Humans hunger for stories. That hunger is ocean-deep and prehistorically primal. Nearly 3,000 years ago, goes one story, a blind bard named Homer mesmerized Greek audiences with tales of the warriors and beauties, gods and goddesses of the Trojan War. Even in this, the era of Instagram, stories still move people: To laughter. To tears. To heroism. To generosity.

It’s easy to see how a pediatric patient’s story – a child saved from leukemia by experimental immunotherapy, say – can tug at heartstrings and loosen purse strings. But there are other kinds of stories we can tell to good effect, stories that are less obvious but also powerful, important, and change-making. Stories like these:

  • The story of a scrappy, inspiring urban university (yes, institutions can be heroes, too) that has given hundreds – no, thousands – of first-generation students a shot at a solid education and a higher rung on the ladder of opportunity.
  • The story of a symphony in a border city, reaching across and through The Fence – intentionally, courageously, creatively – to build bridges, transcend boundaries, and transform young lives through music.
  • The story of bereft parents who channeled their grief and anger over their daughter’s death – a needless, easily preventable death, in a renowned hospital that could easily have saved her – into a nationwide patient-safety crusade that has saved countless lives.
  • The story of an understaffed development team that doggedly and strategically persevered, gradually gained institutional respect and support, created a culture of philanthropy, and mounted a phenomenally successful fundraising campaign.

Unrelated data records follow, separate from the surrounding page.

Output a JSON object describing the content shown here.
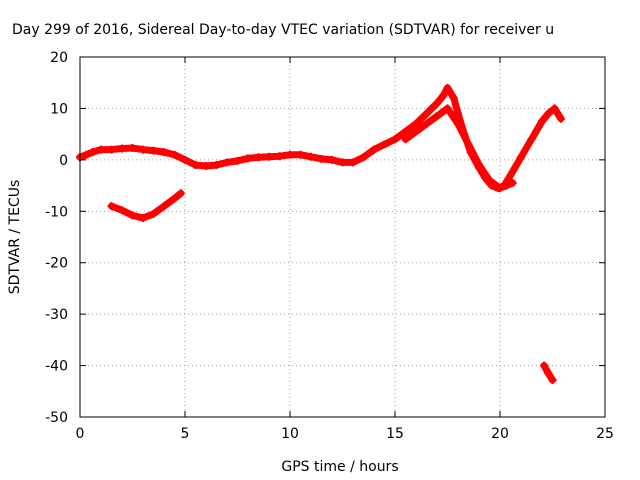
{
  "chart_data": {
    "type": "scatter",
    "title": "Day 299 of 2016, Sidereal Day-to-day VTEC variation (SDTVAR) for receiver u",
    "xlabel": "GPS time / hours",
    "ylabel": "SDTVAR / TECUs",
    "xlim": [
      0,
      25
    ],
    "ylim": [
      -50,
      20
    ],
    "xticks": [
      0,
      5,
      10,
      15,
      20,
      25
    ],
    "yticks": [
      -50,
      -40,
      -30,
      -20,
      -10,
      0,
      10,
      20
    ],
    "grid": true,
    "marker": "plus",
    "color": "#ff0000",
    "series": [
      {
        "name": "main-arc",
        "x": [
          0.0,
          0.3,
          0.6,
          1.0,
          1.5,
          2.0,
          2.5,
          3.0,
          3.5,
          4.0,
          4.5,
          5.0,
          5.5,
          6.0,
          6.5,
          7.0,
          7.5,
          8.0,
          8.5,
          9.0,
          9.5,
          10.0,
          10.5,
          11.0,
          11.5,
          12.0,
          12.5,
          13.0,
          13.5,
          14.0,
          14.5,
          15.0,
          15.5,
          16.0,
          16.5,
          17.0,
          17.3,
          17.5,
          17.8,
          18.0,
          18.3,
          18.6,
          19.0,
          19.3,
          19.6,
          19.9,
          20.2,
          20.5,
          21.0,
          21.5,
          22.0,
          22.3,
          22.6,
          22.9
        ],
        "y": [
          0.5,
          1.0,
          1.5,
          2.0,
          2.0,
          2.2,
          2.3,
          2.0,
          1.8,
          1.5,
          1.0,
          0.0,
          -1.0,
          -1.2,
          -1.0,
          -0.5,
          -0.2,
          0.3,
          0.5,
          0.6,
          0.7,
          1.0,
          1.0,
          0.6,
          0.2,
          0.0,
          -0.5,
          -0.5,
          0.5,
          2.0,
          3.0,
          4.0,
          5.5,
          7.0,
          9.0,
          11.0,
          12.5,
          14.0,
          12.0,
          9.0,
          5.0,
          1.5,
          -1.5,
          -3.5,
          -5.0,
          -5.5,
          -5.0,
          -3.0,
          0.5,
          4.0,
          7.5,
          9.0,
          10.0,
          8.0
        ]
      },
      {
        "name": "lower-branch",
        "x": [
          15.5,
          16.0,
          16.5,
          17.0,
          17.5,
          18.0,
          18.5,
          19.0,
          19.5,
          20.0,
          20.3,
          20.6
        ],
        "y": [
          4.0,
          5.5,
          7.0,
          8.5,
          10.0,
          7.0,
          3.0,
          -1.0,
          -4.0,
          -5.5,
          -5.0,
          -4.5
        ]
      },
      {
        "name": "dip-segment",
        "x": [
          1.5,
          2.0,
          2.5,
          3.0,
          3.5,
          4.0,
          4.5,
          4.8
        ],
        "y": [
          -9.0,
          -9.8,
          -10.8,
          -11.3,
          -10.5,
          -9.0,
          -7.5,
          -6.5
        ]
      },
      {
        "name": "outlier-segment",
        "x": [
          22.1,
          22.3,
          22.5
        ],
        "y": [
          -40.0,
          -41.5,
          -42.8
        ]
      }
    ]
  }
}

Such stories can resonate – and make a difference – not just with donors but with the development professionals who are our clients, inspiring and guiding them; helping them, in turn, to inspire and guide the institutional leaders and volunteers whose support is crucial.

Such stories can resonate – and make a difference – not just with donors but with the development professionals who are our clients, inspiring and guiding them; helping them, in turn, to inspire and guide the institutional leaders and volunteers whose support is crucial.

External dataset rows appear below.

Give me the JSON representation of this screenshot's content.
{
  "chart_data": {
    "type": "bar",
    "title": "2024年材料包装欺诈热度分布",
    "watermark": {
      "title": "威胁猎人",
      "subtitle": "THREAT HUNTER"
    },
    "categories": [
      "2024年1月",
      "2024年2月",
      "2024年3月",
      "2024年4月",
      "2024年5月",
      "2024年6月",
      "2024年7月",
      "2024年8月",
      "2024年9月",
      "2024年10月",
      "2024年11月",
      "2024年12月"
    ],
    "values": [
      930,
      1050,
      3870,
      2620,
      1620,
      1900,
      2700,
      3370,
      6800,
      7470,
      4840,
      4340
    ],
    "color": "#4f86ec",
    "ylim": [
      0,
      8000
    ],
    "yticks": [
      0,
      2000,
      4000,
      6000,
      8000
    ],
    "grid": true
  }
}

To increase your storytelling’s effectiveness, keep a few basics in mind:

Craft a story structure – a beginning, a middle, an end – that creates a satisfying arc or conveys a lesson. Avoid triteness, oversimplifying or over-sentimentalizing … but remember that people value stories that offer wisdom, hope or insight.

Convey what was at stake for your story’s hero(es): What would have been lost by giving in to timidity, inaction or the status quo? What was gained by seizing an opportunity with vision and boldness?

Remember that what’s obvious to you might be a revelation to others. I once wrote a profile of a fetal interventionist at a children’s hospital – a surgeon who corrects defects in utero so babies can be born healthier. I recounted his most recent surgery, involving a woman pregnant with twins, one of whom was hogging more than its share of blood and nutrients. The doctor inserted his instruments through a small tube and began cauterizing some of the greedy twin’s placental blood supply. Suddenly, halfway through the high-stakes procedure, the cauterizing laser crashed. Coolly he rebooted the laser, finished the procedure, withdrew the instruments, and stitched up the opening. He had to do it all – and did do it all – in less than five minutes, because additional time raises the risks. When he read my draft, he said, “You make it sound so dramatic!” Indeed.

Keep it short! People might be willing to stick with a murder mystery for 90,000 words, but most folks’ attention span – especially if you’re asking for their money or their time – is mighty short. Less is almost always more. Ernest Hemingway supposedly once told a story in just six words: “For sale: baby shoes, never worn.” The attribution to Hemingway is likely apocryphal, but that six-word story is evocative and memorable.

As a lifelong storyteller, I encourage you to look for opportunities, openings, and ways to tell more stories: to harness storytelling in order to illustrate or underscore key messages, to put human faces on campaign goals, to enlist feelings, hopes and dreams in the service of worthy causes.

Bestselling novelist Jon Jefferson is a Senior Writer & Strategist for Marts & Lundy Communications.